1. VIVERE COME CITTADINI DEL CIELO

DIFFICILE FARE FINTA DI NULLA


L'anno è il 1996. Grazia, un'adolescente, sta facendo i compiti di inglese, seduta sul bordo della finestra del suo appartamento, quando improvvisamente delle urla provenienti dalla strada, attirano la sua attenzione sulla scena che si sta svolgendo in basso. È testimone di un brutale e inquietante omicidio commesso nei vicoli vicini al grande cortile di una scuola. È non lo dimenticherà mai.

La polizia inizia le indagini interrogando molti dei residenti della zona. Sfortunatamente, si rendono conto ben presto che nessuno è disposto a testimoniare contro il noto spacciatore, che è responsabile dell'omicidio.

Grazia non riesce a dormire la notte perché gli eventi si sono impressi nella sua mente, con vividi dettagli. È molto spaventata, e non vuole far sapere a nessuno che lei ha visto questo atto di violenza molto chiaramente dalla sua finestra.

L'evento ha fatto notizia su tutti i giornali locali. Incapace di sopportare più a lungo questo segreto, Grazia finisce per dirlo a un insegnante e poi trova poi il coraggio per andare alla polizia.

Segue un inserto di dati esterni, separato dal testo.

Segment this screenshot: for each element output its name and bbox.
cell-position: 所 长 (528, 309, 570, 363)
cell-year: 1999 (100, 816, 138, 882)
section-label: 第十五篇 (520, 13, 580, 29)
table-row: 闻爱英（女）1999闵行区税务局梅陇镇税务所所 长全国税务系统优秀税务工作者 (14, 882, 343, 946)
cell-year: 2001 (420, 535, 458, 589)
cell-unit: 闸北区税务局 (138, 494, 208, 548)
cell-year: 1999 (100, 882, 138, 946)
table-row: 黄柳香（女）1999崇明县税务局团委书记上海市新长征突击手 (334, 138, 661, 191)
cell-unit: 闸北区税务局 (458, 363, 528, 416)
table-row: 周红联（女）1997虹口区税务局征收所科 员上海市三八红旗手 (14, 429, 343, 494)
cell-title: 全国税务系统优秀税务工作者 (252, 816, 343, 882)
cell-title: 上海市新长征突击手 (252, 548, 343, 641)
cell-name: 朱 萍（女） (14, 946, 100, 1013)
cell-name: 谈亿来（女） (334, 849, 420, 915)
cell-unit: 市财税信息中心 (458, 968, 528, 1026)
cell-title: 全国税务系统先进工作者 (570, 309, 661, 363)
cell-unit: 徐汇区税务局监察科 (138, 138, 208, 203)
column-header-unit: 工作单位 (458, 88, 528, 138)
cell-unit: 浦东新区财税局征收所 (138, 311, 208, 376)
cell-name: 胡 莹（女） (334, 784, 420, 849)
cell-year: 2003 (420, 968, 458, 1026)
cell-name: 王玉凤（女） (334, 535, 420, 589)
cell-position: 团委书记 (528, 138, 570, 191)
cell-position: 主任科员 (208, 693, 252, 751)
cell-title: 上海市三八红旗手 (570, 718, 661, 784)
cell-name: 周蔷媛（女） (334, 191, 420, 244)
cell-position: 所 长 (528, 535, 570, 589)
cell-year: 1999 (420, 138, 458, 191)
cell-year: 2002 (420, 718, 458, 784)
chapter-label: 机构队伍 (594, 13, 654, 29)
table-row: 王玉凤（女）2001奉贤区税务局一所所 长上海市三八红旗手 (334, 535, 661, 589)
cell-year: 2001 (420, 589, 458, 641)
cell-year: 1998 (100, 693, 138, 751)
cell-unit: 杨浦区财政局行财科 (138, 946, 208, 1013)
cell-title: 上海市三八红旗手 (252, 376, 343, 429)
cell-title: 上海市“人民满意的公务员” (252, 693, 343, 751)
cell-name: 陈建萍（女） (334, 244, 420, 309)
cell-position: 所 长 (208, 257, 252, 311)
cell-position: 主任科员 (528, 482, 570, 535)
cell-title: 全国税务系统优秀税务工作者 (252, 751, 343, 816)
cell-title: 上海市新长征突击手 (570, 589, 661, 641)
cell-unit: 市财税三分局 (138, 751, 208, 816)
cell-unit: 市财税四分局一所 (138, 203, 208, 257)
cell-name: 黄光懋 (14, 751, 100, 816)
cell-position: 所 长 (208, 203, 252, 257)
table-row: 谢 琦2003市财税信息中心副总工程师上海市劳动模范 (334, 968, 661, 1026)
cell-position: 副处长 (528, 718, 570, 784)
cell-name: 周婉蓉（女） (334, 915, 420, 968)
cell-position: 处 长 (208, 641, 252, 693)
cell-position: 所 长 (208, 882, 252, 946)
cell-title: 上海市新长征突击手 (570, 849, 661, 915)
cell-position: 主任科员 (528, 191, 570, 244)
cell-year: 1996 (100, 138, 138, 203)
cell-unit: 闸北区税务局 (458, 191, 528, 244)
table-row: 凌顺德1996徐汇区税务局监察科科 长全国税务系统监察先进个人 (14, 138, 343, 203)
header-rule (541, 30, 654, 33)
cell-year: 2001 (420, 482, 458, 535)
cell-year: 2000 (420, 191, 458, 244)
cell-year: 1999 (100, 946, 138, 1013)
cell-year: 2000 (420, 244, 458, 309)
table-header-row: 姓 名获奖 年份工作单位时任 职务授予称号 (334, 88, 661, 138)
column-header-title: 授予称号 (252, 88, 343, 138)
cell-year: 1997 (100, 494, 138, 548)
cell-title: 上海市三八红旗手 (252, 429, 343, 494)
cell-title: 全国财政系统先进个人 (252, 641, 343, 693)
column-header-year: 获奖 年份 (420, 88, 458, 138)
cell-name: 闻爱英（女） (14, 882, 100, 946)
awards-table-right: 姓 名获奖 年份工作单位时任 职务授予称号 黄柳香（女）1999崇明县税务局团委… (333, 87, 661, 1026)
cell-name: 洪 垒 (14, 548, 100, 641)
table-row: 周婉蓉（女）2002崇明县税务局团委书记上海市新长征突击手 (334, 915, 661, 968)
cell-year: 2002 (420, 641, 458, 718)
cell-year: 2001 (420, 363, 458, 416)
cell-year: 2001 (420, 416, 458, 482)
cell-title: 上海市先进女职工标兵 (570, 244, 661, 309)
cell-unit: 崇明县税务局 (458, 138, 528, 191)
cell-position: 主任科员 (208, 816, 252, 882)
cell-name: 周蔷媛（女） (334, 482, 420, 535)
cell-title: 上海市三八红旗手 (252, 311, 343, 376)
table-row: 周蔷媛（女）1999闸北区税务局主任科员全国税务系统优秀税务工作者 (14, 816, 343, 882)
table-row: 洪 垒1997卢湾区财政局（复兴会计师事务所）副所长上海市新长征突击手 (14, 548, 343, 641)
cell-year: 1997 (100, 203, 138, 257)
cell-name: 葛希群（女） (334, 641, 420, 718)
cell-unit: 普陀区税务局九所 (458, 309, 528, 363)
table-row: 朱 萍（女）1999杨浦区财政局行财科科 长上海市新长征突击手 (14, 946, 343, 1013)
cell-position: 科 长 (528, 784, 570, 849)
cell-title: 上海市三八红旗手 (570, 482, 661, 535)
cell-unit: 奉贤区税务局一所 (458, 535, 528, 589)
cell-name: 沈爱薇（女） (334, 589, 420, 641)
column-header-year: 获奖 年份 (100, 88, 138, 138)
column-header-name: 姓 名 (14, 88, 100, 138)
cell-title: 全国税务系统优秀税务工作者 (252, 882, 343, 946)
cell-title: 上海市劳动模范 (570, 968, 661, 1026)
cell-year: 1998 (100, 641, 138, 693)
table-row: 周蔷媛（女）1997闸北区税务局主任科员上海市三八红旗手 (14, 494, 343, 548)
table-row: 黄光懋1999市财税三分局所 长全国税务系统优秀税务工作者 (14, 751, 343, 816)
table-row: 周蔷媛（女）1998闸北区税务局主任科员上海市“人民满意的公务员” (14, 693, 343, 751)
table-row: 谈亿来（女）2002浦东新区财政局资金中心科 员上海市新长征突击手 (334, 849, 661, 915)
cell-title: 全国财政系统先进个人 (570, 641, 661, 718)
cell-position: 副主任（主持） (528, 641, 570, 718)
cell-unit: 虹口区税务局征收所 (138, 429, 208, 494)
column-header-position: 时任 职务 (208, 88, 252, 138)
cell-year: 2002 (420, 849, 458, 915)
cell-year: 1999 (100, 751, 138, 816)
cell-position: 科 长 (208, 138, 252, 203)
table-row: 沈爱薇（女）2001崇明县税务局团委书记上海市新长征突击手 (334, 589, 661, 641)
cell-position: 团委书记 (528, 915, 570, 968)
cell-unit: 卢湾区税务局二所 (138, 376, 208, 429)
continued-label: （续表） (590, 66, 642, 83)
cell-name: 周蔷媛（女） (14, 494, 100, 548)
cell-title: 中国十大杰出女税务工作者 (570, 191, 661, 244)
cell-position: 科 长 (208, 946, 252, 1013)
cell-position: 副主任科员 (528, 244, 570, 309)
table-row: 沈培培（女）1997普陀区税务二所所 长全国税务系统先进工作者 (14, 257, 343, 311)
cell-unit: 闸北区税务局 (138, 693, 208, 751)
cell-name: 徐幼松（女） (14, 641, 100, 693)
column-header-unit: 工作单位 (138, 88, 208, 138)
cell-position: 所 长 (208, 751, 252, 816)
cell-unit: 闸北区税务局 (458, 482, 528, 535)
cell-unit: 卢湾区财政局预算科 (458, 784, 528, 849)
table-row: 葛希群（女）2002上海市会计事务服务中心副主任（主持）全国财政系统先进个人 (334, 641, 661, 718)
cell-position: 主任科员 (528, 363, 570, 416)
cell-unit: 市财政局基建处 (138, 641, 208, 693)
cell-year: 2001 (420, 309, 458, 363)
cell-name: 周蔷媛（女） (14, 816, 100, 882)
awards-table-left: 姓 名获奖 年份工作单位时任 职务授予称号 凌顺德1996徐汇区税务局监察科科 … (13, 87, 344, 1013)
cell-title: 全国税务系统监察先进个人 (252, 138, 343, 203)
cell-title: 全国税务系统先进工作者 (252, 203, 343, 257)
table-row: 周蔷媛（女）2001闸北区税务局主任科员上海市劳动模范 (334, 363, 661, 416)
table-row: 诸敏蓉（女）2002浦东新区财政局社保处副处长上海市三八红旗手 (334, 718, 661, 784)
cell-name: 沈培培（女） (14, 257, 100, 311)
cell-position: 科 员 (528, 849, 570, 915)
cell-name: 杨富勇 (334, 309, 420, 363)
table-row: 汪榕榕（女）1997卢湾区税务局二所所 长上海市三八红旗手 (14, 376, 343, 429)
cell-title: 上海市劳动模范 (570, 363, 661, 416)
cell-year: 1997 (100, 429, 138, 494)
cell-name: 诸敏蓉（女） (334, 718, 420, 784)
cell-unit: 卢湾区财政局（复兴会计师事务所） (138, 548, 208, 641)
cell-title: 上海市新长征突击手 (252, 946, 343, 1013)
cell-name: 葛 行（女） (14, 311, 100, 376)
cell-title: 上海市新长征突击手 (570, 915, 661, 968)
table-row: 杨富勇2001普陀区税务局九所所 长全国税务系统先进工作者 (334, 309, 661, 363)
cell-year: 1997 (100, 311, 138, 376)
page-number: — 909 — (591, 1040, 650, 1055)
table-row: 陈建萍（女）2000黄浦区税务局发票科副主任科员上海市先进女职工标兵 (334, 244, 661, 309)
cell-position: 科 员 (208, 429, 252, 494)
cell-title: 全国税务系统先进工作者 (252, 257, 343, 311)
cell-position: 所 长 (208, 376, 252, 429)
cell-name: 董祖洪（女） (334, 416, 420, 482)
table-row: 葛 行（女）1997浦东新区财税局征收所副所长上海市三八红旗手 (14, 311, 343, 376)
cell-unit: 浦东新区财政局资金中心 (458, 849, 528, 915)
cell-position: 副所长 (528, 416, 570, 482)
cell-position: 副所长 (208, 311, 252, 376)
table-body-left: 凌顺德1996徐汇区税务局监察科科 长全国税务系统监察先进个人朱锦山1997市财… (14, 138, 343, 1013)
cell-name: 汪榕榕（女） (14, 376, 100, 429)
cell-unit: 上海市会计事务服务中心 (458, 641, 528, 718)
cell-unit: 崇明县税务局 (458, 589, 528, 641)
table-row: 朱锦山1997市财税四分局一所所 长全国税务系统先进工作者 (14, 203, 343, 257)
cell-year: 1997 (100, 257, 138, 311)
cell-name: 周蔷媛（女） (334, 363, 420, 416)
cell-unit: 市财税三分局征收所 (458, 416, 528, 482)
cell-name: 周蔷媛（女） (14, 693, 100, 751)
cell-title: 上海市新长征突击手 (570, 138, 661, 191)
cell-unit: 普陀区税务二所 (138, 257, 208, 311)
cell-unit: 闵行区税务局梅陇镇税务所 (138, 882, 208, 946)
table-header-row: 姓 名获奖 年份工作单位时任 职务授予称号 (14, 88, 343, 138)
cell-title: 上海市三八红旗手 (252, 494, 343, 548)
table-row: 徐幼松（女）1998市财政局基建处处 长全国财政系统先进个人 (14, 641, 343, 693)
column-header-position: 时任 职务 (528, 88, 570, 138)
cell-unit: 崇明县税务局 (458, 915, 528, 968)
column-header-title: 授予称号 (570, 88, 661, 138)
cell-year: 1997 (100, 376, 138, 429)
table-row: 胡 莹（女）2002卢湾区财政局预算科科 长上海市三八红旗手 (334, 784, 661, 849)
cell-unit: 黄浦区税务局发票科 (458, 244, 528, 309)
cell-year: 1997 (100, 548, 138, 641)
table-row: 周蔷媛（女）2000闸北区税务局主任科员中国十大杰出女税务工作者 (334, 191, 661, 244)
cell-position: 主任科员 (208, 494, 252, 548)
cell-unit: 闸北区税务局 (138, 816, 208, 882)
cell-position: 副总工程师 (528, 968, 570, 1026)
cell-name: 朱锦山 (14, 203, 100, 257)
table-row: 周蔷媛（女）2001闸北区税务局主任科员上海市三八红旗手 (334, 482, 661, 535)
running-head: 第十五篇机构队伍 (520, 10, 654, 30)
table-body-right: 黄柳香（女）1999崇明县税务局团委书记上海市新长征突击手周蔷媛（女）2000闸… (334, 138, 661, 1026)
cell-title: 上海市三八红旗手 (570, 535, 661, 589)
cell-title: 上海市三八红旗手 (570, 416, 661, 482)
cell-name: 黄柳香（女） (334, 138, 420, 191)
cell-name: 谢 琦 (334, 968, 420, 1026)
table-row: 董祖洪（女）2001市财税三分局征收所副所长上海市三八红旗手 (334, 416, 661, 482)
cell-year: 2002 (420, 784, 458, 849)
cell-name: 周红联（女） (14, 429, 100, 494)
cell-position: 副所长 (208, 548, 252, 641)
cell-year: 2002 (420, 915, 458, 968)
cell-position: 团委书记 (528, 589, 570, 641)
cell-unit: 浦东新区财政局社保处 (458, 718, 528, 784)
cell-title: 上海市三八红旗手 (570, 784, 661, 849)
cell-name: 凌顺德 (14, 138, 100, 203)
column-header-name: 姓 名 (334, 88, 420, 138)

Dopo aver parlato con il commissario, decide di testimoniare di quello che ha visto. Però, la paura non la lascia. Ha paura quando riconosce il colpevole durante la sessione di identificazione. Ha paura quando scrive la sua dichiarazione. È spaventata quando descrive tutto ciò che ha visto. Ma mentre si svolge il processo il suo coraggio aumenta e sta diventando più determinata che mai nella convinzione che il responsabile venga punito.

Un giorno, Grazia riceve una lettera dalla madre del ragazzo che è stato ucciso, che la ringrazia per aver testimoniato. "Non so come potrei vivere un altro giorno sapendo che l'uomo che ha ucciso mio figlio è per strada, in treno, a vendere droga e fare del male ad altri. Anche se non posso più rivedere il mio ragazzo, almeno posso dormire in pace, sapendo che l'assassino non può nuocere a nessuno”. Nonostante tutta la paura e l’angoscia, Grazia ha ripreso a dormire meglio, consapevole di aver fatto qualcosa che valeva la pena di fare.